I’ve managed it better than some in my lineage, but still I am far from immune. (Isaac, for all his dynamism, does show signs of carrying it too—sometimes a glazed look overtakes his eye along with a slight smile around the corners, and it takes repeated requests, even repeated nudges, to get him to come back to the here and now.) So who could be better suited to the lazy princess directive? Handmaidens waiting on me all the time! A kept woman! 
But the reality is a lot more frustrating than you would expect. It takes the strangest self- discipline to ask someone else for all these petty little needs and wants that come up throughout the day. For one thing, there’s not always a hand maiden available. For another, even if I do have a lady in waiting or a husband in waiting, he or she is usually busy. So I spend a lot of time sitting there on the couch and just wishing in vain that the stupid item I want from upstairs (my tums, or my knitting, or my magazine I’m reading) would just get up and float to me by magic. It’s often boring and frustrating. 
I should say, though, that a wonderful new purchase is making it a lot easier to cope with: a MacBook and an Airport. That means that the whole house is now a wifi hotspot and wherever I am the whole world is at my fingertips! This helps so much.
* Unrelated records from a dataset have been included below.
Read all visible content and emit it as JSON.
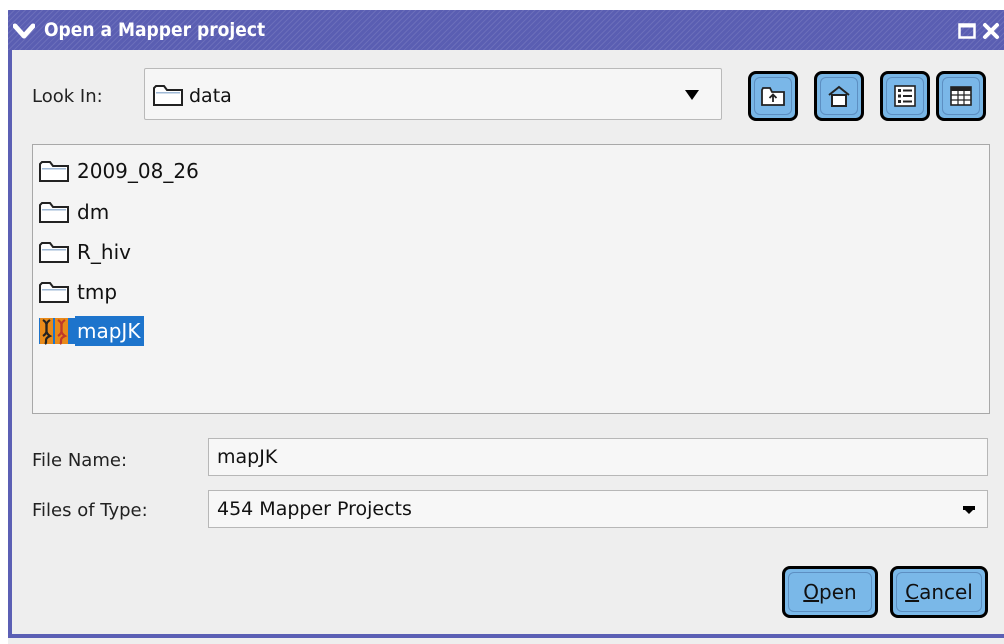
{
  "window": {
    "title": "Open a Mapper project",
    "icons": {
      "menu": "chevron-down-icon",
      "maximize": "maximize-icon",
      "close": "close-icon"
    }
  },
  "look_in": {
    "label": "Look In:",
    "value": "data",
    "toolbar": [
      {
        "name": "up-one-level-icon"
      },
      {
        "name": "home-icon"
      },
      {
        "name": "list-view-icon"
      },
      {
        "name": "details-view-icon"
      }
    ]
  },
  "files": [
    {
      "name": "2009_08_26",
      "icon": "folder-icon",
      "selected": false
    },
    {
      "name": "dm",
      "icon": "folder-icon",
      "selected": false
    },
    {
      "name": "R_hiv",
      "icon": "folder-icon",
      "selected": false
    },
    {
      "name": "tmp",
      "icon": "folder-icon",
      "selected": false
    },
    {
      "name": "mapJK",
      "icon": "mapper-project-icon",
      "selected": true
    }
  ],
  "file_name": {
    "label": "File Name:",
    "value": "mapJK"
  },
  "file_type": {
    "label": "Files of Type:",
    "value": "454 Mapper Projects"
  },
  "buttons": {
    "open": {
      "label": "Open",
      "mnemonic": "O",
      "rest": "pen"
    },
    "cancel": {
      "label": "Cancel",
      "mnemonic": "C",
      "rest": "ancel"
    }
  },
  "colors": {
    "titlebar": "#5a5eb2",
    "button": "#7ab8e8",
    "selection": "#1d74cc"
  }
}
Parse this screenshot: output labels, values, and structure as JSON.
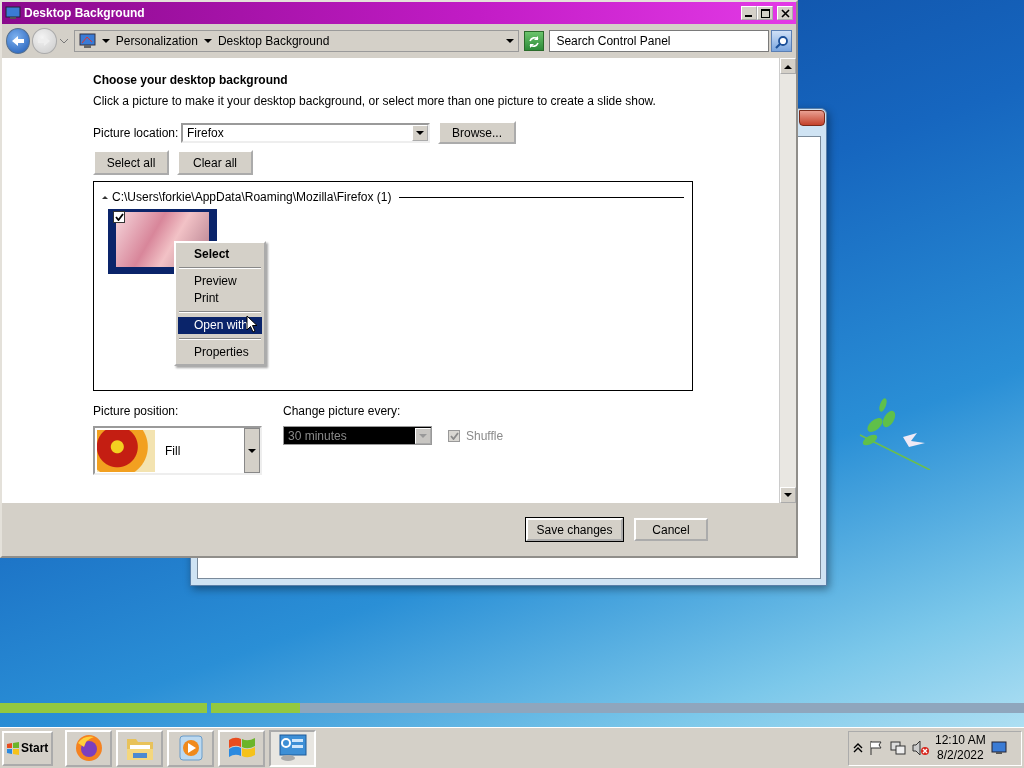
{
  "window": {
    "title": "Desktop Background"
  },
  "address_bar": {
    "breadcrumbs": [
      "Personalization",
      "Desktop Background"
    ]
  },
  "search": {
    "placeholder": "Search Control Panel"
  },
  "heading": "Choose your desktop background",
  "description": "Click a picture to make it your desktop background, or select more than one picture to create a slide show.",
  "picture_location": {
    "label": "Picture location:",
    "value": "Firefox"
  },
  "browse_button": "Browse...",
  "select_buttons": [
    "Select all",
    "Clear all"
  ],
  "gallery": {
    "group_label": "C:\\Users\\forkie\\AppData\\Roaming\\Mozilla\\Firefox (1)",
    "expanded": true,
    "pictures": [
      {
        "checked": true,
        "selected": true
      }
    ]
  },
  "context_menu": [
    {
      "kind": "item",
      "label": "Select",
      "default": true,
      "selected": false
    },
    {
      "kind": "separator"
    },
    {
      "kind": "item",
      "label": "Preview",
      "default": false,
      "selected": false
    },
    {
      "kind": "item",
      "label": "Print",
      "default": false,
      "selected": false
    },
    {
      "kind": "separator"
    },
    {
      "kind": "item",
      "label": "Open with",
      "default": false,
      "selected": true
    },
    {
      "kind": "separator"
    },
    {
      "kind": "item",
      "label": "Properties",
      "default": false,
      "selected": false
    }
  ],
  "picture_position": {
    "label": "Picture position:",
    "value": "Fill"
  },
  "change_picture": {
    "label": "Change picture every:",
    "value": "30 minutes",
    "disabled": true
  },
  "shuffle": {
    "label": "Shuffle",
    "checked": true,
    "disabled": true
  },
  "footer_buttons": [
    {
      "label": "Save changes",
      "default": true
    },
    {
      "label": "Cancel",
      "default": false
    }
  ],
  "progress_bars": [
    {
      "level": 1
    },
    {
      "level": 0.11
    }
  ],
  "taskbar": {
    "start": "Start",
    "apps": [
      {
        "kind": "browser",
        "selected": false
      },
      {
        "kind": "folder",
        "selected": false
      },
      {
        "kind": "media",
        "selected": false
      },
      {
        "kind": "windows",
        "selected": false
      },
      {
        "kind": "control-panel",
        "selected": true
      }
    ],
    "clock": {
      "time": "12:10 AM",
      "date": "8/2/2022"
    }
  }
}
Just yesterday I spent a little time at a café, writing a blog entry similar to this one: but it was lost into the ether (blog city is screwing up lately, or it doesn’t like my new Mac.) Carrot cake and free internet access can really make life a lot easier around here! 
In the next couple weeks I’m hiring this ante/post-partum doula to fill this niche. (A big shake-up here, as two babysitters are going back to school; the third has a new job; and Isaac is starting school himself.) She will come here and be my hands and feet for the months of September (hopefully the last month of pregnancy) and October (hopefully the first month of baby). I’m getting her for half-days. Isaac will be in school in the mornings, and then she will be here in the afternoons. And she will do everything—“mothering the mother” is the doula concept, most commonly associated with labor and delivery. In this case that translates into doing everything I need to do but can’t (Isaac chasing, laundry, meals, housework, etc.), while also running upstairs for me and getting something lame that I probably should do without. 
This miracle person will be like a mixture of Mary Poppins and Alice from the Brady Bunch. So I hope! Expectations running high! I haven’t met her yet! 
Ben, to his great credit, has not batted an eye at paying for all this. He worries about me so much when he's at work all day. If the doula lady lifts some of my burdens, that will also lift some of his. Lately he’s been working all day, driving all over the place, picking up groceries, making dinner and cleaning up, such that his pre-dawn to late-night schedule is grueling beyond belief. But if I do much of this the anxiety it causes is even worse! The contractions and the dread of even at this late date running into preterm labor. How wonderful it would be if someone else—not him and not me—would do this stuff. 
I have much to report about Isaac— trouble with being teased for a pink shirt and his way of proving, beyond all doubt, that he is a boy; how he expects me to die when the baby comes out of my tummy and then he will simply get a new mommy, and other items. But later. My battery is almost dead, literally and figuratively.